Carta a los Reyes Magos: los regalos de verdad que necesita un niño
¿Y ahora?
Era perfectamente previsible que las elecciones del pasado jueves no iban a solucionar la cuestión catalana pero al menos se albergaba la esperanza de que podían ser el principio de la solución. Lamentablemente, no ha sido así. No solo hemos vuelto a la casilla de salida, sino que parece que esa casilla ha sido el inicio de un camino equivocado que nos lleva a ninguna parte. Corremos el riesgo de quedarnos en la espuma del problema si nos dedicamos a hacer un análisis pormenorizado de los resultados o a elucubrar con las combinaciones que se presentan para formar gobierno. Porque lo realmente importante ha sido que se mantienen los dos bloques de acero, indestructibles, impenetrables y sin concesiones a entendimientos. La triste realidad es que la batalla electoral se ha centrado en ver como en cada uno de los frentes se repartían los votos y como los intentos de buscar vías intermedias han fracasado. La lectura trágica de los resultados es que no se trata de defender o no una nueva frontera al norte del Ebro como sueñan los soberanistas, sino que esa frontera está en cada plaza, en cada calle y en cada familia de Cataluña. El panorama postelectoral no puede ser más inquietante. Ni la mayor participación ni la aplicación estricta de la ley ni el fraccionamiento de las fuerzas de una y otra posición han conseguido diluir en una micra la profunda división de la sociedad catalana que, con empecinamiento y reiteración, muestra la fractura social y política en cada proceso electoral desde 1999.

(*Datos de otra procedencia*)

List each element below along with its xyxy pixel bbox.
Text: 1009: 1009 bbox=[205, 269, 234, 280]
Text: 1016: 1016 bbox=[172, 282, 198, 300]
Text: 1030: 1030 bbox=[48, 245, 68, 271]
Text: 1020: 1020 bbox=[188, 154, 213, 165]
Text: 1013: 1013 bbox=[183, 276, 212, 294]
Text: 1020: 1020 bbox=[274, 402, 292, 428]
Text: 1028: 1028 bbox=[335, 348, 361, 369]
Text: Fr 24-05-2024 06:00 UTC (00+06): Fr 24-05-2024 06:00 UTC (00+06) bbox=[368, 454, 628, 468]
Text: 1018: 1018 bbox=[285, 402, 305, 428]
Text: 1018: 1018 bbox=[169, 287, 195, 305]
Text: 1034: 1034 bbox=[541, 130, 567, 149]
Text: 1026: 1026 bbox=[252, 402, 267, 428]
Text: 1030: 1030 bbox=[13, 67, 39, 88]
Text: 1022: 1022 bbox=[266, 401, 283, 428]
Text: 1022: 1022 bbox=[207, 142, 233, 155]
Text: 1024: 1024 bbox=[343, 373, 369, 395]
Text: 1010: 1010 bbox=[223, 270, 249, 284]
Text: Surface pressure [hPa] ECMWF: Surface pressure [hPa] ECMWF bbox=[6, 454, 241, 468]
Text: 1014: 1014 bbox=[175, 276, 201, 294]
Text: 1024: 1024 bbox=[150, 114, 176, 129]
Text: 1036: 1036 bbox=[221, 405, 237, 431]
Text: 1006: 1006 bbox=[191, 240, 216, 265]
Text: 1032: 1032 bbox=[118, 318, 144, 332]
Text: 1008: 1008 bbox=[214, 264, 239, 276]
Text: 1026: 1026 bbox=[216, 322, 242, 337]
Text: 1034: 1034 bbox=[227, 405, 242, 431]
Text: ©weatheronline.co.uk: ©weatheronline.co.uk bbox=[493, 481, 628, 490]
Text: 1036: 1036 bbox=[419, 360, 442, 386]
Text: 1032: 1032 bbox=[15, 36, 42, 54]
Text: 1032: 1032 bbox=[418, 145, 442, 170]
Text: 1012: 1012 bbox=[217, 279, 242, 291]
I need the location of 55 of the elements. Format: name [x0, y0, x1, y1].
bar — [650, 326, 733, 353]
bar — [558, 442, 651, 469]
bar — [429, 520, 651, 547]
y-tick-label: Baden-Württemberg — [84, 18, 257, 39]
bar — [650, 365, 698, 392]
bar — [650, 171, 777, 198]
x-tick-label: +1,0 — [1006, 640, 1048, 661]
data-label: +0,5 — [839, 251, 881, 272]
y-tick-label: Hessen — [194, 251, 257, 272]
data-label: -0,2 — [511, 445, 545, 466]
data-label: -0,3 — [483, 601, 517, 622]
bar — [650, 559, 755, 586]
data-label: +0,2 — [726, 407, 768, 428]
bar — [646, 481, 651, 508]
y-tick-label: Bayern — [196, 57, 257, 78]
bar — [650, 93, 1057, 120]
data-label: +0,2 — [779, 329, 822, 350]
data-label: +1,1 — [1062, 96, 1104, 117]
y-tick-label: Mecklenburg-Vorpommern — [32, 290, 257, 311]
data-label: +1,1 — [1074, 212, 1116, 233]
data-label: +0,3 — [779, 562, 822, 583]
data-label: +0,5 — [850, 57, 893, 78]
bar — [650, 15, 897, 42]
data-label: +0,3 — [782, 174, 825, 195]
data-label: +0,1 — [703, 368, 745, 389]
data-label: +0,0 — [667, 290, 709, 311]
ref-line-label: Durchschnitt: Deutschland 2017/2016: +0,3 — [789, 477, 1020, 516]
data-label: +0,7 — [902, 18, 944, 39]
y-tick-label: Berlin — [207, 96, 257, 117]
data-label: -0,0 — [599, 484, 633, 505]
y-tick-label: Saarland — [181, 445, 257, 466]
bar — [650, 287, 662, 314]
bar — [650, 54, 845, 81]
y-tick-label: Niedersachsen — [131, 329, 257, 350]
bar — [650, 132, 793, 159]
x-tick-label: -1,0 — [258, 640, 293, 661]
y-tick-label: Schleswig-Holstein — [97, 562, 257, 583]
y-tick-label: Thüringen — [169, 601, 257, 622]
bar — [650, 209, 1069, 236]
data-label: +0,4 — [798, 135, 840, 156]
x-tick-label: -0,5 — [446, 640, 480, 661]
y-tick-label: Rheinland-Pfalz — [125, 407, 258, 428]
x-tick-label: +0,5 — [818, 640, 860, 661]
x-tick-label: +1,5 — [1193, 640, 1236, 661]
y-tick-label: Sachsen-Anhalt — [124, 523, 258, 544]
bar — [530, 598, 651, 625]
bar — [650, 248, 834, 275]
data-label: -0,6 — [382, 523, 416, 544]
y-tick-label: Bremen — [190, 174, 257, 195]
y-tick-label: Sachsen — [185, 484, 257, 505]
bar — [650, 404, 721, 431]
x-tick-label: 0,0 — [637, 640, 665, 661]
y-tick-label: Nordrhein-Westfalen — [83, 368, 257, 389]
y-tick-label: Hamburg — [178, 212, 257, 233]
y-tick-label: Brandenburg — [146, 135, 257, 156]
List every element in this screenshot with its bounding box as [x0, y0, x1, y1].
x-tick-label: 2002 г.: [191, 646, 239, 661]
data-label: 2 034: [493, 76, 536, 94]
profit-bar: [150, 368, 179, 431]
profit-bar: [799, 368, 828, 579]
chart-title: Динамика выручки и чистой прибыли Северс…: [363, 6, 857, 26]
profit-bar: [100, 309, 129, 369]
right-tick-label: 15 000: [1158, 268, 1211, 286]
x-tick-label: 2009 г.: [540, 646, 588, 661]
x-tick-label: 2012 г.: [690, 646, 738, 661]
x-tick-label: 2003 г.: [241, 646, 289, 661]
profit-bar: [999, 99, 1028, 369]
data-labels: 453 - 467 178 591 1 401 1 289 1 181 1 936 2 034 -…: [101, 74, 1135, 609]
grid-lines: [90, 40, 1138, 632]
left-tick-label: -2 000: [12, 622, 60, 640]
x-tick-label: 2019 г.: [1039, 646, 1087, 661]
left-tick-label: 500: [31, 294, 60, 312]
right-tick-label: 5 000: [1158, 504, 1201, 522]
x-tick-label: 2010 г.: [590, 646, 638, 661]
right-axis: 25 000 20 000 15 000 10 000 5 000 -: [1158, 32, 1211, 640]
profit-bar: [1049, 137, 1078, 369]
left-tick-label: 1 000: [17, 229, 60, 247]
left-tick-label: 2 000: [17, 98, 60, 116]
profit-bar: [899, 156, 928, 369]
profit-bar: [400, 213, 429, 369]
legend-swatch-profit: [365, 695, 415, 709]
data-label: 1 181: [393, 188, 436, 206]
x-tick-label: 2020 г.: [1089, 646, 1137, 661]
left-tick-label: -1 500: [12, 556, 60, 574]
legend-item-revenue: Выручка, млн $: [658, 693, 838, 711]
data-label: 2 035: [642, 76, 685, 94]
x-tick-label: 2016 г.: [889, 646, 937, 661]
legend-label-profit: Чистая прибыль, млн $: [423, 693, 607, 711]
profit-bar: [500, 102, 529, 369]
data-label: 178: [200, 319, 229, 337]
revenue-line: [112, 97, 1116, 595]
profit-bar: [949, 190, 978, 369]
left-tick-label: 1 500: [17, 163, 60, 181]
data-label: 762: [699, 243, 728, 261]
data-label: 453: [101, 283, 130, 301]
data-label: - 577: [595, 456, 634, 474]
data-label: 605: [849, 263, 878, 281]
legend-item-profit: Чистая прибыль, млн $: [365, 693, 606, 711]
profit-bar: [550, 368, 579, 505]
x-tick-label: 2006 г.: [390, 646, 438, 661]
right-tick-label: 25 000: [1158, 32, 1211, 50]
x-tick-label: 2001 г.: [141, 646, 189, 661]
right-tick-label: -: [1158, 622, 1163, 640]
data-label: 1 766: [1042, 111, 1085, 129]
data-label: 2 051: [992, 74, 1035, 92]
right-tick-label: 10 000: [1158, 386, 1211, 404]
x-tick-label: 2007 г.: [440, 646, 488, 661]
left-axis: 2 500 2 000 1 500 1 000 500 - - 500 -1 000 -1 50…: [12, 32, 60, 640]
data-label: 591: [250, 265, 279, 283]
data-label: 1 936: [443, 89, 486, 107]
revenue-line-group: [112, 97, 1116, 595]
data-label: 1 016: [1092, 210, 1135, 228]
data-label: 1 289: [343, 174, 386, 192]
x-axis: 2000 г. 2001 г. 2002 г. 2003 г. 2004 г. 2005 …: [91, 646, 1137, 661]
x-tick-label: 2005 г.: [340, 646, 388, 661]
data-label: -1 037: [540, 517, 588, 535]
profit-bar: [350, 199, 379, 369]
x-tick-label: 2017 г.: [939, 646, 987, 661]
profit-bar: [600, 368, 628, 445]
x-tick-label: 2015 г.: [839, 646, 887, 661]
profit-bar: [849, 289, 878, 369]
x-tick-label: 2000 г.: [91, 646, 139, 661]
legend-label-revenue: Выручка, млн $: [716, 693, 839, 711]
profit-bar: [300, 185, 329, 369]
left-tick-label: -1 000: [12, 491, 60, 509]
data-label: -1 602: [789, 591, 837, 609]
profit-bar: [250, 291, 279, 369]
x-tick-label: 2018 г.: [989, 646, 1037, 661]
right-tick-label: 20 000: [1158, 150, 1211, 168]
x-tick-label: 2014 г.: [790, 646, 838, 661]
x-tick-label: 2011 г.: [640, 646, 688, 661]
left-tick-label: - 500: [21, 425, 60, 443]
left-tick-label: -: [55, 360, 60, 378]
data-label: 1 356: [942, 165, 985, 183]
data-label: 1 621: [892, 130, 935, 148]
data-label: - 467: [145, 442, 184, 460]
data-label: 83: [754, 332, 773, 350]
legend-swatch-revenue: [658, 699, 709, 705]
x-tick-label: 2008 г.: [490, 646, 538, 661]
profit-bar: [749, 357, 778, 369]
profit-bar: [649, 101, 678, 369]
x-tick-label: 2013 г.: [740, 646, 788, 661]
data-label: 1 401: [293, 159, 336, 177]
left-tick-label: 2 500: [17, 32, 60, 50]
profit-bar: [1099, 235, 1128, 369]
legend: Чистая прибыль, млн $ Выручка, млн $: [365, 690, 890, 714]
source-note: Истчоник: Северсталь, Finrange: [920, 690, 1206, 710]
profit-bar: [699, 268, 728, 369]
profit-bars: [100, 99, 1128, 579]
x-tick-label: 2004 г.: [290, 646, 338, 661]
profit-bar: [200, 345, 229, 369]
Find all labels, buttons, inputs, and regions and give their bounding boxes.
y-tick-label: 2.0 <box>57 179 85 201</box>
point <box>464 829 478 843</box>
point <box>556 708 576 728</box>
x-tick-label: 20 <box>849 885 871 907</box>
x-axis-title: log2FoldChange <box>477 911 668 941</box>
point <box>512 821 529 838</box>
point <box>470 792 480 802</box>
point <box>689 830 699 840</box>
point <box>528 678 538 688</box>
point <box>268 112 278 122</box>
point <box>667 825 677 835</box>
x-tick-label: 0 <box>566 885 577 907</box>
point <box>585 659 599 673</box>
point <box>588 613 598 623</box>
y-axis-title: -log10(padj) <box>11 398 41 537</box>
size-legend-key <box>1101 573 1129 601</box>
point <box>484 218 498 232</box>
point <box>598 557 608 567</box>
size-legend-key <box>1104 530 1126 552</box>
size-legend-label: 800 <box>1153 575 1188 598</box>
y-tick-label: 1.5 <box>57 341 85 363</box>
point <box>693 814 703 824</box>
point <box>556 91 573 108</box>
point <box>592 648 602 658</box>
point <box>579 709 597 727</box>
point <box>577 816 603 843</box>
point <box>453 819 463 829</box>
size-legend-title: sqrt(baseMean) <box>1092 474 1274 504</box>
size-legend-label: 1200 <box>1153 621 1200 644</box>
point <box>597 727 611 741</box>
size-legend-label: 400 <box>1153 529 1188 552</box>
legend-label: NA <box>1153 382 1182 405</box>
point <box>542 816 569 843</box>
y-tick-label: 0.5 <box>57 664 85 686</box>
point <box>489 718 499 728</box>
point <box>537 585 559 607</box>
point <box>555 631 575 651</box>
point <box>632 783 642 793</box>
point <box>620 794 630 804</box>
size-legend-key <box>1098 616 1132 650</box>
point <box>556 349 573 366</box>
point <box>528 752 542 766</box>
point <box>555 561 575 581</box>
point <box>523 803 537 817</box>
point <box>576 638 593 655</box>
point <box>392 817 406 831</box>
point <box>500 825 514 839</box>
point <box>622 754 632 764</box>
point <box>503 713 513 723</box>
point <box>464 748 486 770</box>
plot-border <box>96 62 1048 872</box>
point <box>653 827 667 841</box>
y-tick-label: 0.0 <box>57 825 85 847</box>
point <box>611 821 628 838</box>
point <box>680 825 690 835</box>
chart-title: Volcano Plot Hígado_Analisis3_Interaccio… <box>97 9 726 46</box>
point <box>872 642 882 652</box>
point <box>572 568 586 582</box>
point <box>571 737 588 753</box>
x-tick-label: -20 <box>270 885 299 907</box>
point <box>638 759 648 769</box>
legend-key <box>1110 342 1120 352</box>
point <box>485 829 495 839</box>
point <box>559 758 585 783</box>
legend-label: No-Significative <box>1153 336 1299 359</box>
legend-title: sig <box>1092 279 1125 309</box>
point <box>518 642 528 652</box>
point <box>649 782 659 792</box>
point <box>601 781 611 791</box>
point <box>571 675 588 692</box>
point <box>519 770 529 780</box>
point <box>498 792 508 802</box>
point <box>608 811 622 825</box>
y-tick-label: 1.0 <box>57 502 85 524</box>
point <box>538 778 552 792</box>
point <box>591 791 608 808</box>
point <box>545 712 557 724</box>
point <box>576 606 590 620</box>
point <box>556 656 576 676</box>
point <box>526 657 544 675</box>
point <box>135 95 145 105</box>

La cuestión que se le plantea a la sociedad española es decidir si hay que resignarse a mantener a una de sus principales comunidades autónomas partida en dos mitades irreconciliables y asumir el problema como irresoluble o merece la pena caminar por senderos arriesgados que vislumbren otra forma de resolver la cuestión. Cierto que la otra parte, los independentistas, también tiene que hacer una reflexión parecida, pero las responsabilidad llama a que esta parte sea la que dé el primer paso. Queda ahora un endiablado camino judicial que inevitablemente echará más sal a las heridas, pero la resignación y el fatalismo sería la unica posición que no nos podemos permitir. Lo hecho hasta ahora se ha demostrado insuficiente y solo con imaginación y generosidad puede encararse el problema, aunque para ello haya que superar rigideces y dogmas que parecían inmutables. Por eso, ahora sí, la comisión para la reforma de la Constitución adquiere todo su sentido. O nos resignamos a convivir con el problema catalán para siempre.